Vol. 13, No. 21   Nov. 2 - 15, 2000



     
 

Editorial

Play Hooky?
How's Nov. 14?

The mayor wanted kids to play hooky for the Yankee Parade on Monday.

One might be tempted to let Giuliani, the city's chief Yankee fan, have his fun and to think that Schools Chancellor Harold Levy, who was unhappy with Giuliani's position, should lighten up.

But the mayor's concern for the city's schoolchildren is, shall we say, rather selective.

When Community School Board 10 invited the mayor to its overcrowding hearing at PS 246 a couple of weeks ago, school board president Oliver Koppell received a form letter saying the mayor couldn't come. It also oddly thanked Mr. Koppell for his support, which of course had not been offered in the first place. Giuliani didn't think that a public hearing in the city's second most overcrowded school district even warranted an appearance by a subordinate.

If the mayor really showed that he cared about creating the optimal learning conditions for our kids, we might not mind his usurping the authority of a thousand-plus school principals. But Giuliani, in slashing the capital budget for new school construction throughout his seven-year tenure, has shown his true school colors.
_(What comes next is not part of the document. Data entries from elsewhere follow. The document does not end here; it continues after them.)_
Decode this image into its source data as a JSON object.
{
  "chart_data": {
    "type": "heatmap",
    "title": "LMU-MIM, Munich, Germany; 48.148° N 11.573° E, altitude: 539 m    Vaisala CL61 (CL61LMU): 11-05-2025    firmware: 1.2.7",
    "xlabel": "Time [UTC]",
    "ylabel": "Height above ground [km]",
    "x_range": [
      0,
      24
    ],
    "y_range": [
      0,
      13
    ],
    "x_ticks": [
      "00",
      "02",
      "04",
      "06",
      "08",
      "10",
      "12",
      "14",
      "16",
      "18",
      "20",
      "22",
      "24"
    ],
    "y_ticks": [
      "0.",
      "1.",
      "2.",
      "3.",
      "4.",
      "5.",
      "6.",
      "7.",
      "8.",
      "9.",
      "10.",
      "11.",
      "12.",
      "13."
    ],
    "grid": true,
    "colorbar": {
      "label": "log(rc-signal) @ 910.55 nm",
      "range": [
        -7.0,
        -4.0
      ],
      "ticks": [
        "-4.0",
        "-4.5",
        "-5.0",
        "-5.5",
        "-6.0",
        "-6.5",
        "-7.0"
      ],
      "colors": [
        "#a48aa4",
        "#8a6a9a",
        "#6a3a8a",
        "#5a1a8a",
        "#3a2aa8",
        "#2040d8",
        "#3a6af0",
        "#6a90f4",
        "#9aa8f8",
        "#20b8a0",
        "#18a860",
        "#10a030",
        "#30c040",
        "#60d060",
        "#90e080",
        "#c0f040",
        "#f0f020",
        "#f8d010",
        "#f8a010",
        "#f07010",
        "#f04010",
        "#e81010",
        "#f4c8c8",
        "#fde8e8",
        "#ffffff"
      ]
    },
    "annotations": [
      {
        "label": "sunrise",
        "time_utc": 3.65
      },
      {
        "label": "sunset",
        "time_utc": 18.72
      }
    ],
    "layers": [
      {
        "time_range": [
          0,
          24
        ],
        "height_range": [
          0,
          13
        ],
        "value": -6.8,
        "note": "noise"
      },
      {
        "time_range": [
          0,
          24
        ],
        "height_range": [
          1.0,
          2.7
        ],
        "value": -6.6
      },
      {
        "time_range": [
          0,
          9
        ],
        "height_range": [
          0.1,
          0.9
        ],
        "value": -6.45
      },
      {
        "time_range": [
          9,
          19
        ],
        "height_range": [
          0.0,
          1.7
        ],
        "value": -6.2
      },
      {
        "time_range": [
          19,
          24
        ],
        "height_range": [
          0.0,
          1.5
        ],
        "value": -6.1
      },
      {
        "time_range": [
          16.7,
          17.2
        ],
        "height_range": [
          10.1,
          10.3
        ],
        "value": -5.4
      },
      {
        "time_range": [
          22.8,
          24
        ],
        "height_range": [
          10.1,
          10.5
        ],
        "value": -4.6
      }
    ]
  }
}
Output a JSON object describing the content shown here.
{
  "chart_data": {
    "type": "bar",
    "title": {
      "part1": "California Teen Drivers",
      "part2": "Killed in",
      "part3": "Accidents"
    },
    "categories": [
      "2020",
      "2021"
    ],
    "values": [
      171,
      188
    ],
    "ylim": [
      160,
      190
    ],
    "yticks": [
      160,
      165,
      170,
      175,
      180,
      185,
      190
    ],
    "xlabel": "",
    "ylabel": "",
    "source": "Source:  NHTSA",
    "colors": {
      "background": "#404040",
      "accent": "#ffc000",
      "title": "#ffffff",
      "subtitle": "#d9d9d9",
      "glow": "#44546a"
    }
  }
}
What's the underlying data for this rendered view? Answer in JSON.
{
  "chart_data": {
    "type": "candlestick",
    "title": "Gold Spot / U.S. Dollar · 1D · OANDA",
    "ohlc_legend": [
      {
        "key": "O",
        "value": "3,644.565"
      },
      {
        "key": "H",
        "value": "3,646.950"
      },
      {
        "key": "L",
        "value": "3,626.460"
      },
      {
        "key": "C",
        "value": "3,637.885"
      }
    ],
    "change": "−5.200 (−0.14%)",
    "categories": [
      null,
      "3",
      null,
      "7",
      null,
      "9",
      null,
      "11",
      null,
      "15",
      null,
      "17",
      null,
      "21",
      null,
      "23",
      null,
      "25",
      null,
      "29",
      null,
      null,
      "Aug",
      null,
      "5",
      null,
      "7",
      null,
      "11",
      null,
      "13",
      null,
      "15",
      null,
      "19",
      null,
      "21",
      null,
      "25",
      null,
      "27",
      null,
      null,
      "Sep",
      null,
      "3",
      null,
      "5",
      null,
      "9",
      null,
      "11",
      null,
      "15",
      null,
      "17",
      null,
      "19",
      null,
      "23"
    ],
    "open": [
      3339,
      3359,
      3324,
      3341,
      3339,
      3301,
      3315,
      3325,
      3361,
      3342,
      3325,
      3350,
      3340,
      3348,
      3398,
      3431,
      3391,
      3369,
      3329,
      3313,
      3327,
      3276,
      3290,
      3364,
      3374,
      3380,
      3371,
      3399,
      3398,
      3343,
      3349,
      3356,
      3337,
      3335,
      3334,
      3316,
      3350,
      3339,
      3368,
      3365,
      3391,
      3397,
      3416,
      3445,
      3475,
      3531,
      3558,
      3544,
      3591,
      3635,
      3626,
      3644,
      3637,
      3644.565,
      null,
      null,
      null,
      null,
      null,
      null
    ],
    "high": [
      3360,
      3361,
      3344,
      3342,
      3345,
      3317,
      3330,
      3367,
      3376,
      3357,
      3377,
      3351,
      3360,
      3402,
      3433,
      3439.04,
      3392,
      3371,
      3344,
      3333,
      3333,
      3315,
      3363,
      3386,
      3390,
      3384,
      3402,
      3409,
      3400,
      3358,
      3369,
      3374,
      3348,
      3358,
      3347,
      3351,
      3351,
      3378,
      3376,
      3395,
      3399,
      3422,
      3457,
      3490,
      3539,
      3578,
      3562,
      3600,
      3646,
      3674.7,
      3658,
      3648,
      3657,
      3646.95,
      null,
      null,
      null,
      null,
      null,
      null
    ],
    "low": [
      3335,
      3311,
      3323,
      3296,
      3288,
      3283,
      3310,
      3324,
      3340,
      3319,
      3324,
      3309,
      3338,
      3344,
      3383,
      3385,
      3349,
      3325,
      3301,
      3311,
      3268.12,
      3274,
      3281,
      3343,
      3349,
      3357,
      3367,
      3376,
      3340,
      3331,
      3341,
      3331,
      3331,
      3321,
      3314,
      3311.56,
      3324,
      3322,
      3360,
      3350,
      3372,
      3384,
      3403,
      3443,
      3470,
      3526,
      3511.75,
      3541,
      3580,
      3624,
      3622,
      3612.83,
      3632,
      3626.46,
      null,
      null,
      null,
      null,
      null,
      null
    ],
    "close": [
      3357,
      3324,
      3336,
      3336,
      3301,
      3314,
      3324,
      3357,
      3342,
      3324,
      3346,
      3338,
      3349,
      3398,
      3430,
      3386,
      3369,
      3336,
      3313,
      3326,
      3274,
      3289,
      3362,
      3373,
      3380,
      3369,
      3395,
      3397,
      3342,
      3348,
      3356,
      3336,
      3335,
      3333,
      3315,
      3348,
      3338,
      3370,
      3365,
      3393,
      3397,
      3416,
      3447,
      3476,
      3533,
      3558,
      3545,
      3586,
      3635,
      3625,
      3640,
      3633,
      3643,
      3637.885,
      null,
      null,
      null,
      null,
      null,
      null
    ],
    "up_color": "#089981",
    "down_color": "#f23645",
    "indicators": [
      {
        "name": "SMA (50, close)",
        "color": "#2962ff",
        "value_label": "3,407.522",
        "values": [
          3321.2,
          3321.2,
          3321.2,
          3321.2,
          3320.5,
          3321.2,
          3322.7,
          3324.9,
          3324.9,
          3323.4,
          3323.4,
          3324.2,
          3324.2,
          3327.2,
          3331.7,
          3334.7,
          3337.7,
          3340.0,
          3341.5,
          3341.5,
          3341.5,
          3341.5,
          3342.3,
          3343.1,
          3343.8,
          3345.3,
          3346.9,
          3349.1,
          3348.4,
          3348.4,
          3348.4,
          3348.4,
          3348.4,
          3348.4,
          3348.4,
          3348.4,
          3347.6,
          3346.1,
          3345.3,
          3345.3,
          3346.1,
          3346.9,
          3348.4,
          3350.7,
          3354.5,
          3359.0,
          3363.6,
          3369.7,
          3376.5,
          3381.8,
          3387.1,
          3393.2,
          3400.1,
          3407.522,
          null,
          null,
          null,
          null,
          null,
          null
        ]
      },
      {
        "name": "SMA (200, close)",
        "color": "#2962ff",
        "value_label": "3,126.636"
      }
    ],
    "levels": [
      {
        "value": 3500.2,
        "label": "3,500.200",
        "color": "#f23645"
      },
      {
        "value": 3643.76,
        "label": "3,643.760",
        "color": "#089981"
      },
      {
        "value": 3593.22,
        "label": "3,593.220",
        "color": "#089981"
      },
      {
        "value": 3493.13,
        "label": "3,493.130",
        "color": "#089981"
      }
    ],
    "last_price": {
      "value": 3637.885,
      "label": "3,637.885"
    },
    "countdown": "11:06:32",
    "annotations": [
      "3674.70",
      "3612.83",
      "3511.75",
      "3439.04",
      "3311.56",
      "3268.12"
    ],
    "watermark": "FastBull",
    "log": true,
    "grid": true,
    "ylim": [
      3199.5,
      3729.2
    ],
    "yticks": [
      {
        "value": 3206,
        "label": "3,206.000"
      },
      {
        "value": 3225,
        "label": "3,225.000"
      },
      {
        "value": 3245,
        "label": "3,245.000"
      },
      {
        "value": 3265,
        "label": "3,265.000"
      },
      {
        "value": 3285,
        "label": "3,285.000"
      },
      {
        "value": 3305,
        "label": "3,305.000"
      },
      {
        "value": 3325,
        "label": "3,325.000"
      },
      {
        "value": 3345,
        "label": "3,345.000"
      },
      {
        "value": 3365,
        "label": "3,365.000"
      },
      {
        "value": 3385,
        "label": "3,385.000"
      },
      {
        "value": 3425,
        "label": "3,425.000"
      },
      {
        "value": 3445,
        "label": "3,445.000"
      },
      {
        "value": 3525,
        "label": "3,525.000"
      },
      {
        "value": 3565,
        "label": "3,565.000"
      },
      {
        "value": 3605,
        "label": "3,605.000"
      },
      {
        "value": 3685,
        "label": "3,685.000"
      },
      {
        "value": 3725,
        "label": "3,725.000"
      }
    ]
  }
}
This is not to say that field trips (and keep in mind that the mayor was sanctioning truancy, not a teacher-guided learning experience) are not educational. However, if parents and teachers are looking for a learning experience outside the classroom, we suggest Tuesday, Nov. 14. That's when the City Council will hold a hearing at City Hall to discuss the fate of the Kingsbridge Armory. The mayor thinks the armory is better suited to shopping than schools. Many local residents feel differently.

Can there be a more suitable educational experience than for kids to watch their local government at work on an issue that directly affects them?

The same subway that goes to Yankee Stadium stops at City Hall.

Painting Underground

Last spring, Norwood resident Lyn Pyle received a phone call from the city's Department of Cultural Affairs. That city agency, apparently acting at the request of the Department of Environmental Protection (DEP), was interested in painting a mural on the filtration plant to be constructed under Van Cortlandt Park. Note the italicized word in the previous sentence. In rationalizing the park site for the plant, the DEP has steadfastly maintained the fiction that it will be built underground, though it is more accurate to say that grass will be planted on top of a 30-foot building.

Anyway, Pyle, who has been an active opponent of the plant and produced a video about it when the city was planning to build it at the Jerome Park Reservoir, said the Department of Cultural Affairs contacted her to find out if local kids would deface the plant. She told them she "wasn't going to organize that kind of destruction of an artist's work, but I wouldn't try to stop it and it wouldn't surprise me if something like that happened."

DEP spokesman Geoffrey Ryan did some checking and couldn't come up with any information about such a request. And the city's Department of Cultural Affairs didn't call us back. So, we have not confirmed if they were, or are still, planning to go through with such a project.

Now anyone who reads this paper knows we're not fans of vandalism and graffiti, but it's hard not to laugh at the absurdity of the city being concerned about the defacement of a mural when it plans to blast a crater in the middle of our community, or at the idea of a painting no one will ever see, if we're somehow expected to believe this "underground" nonsense. Hopefully, when an appellate judge hears the case the community has brought to prevent the city from building in the park, probably sometime in December, we'll all have the last laugh.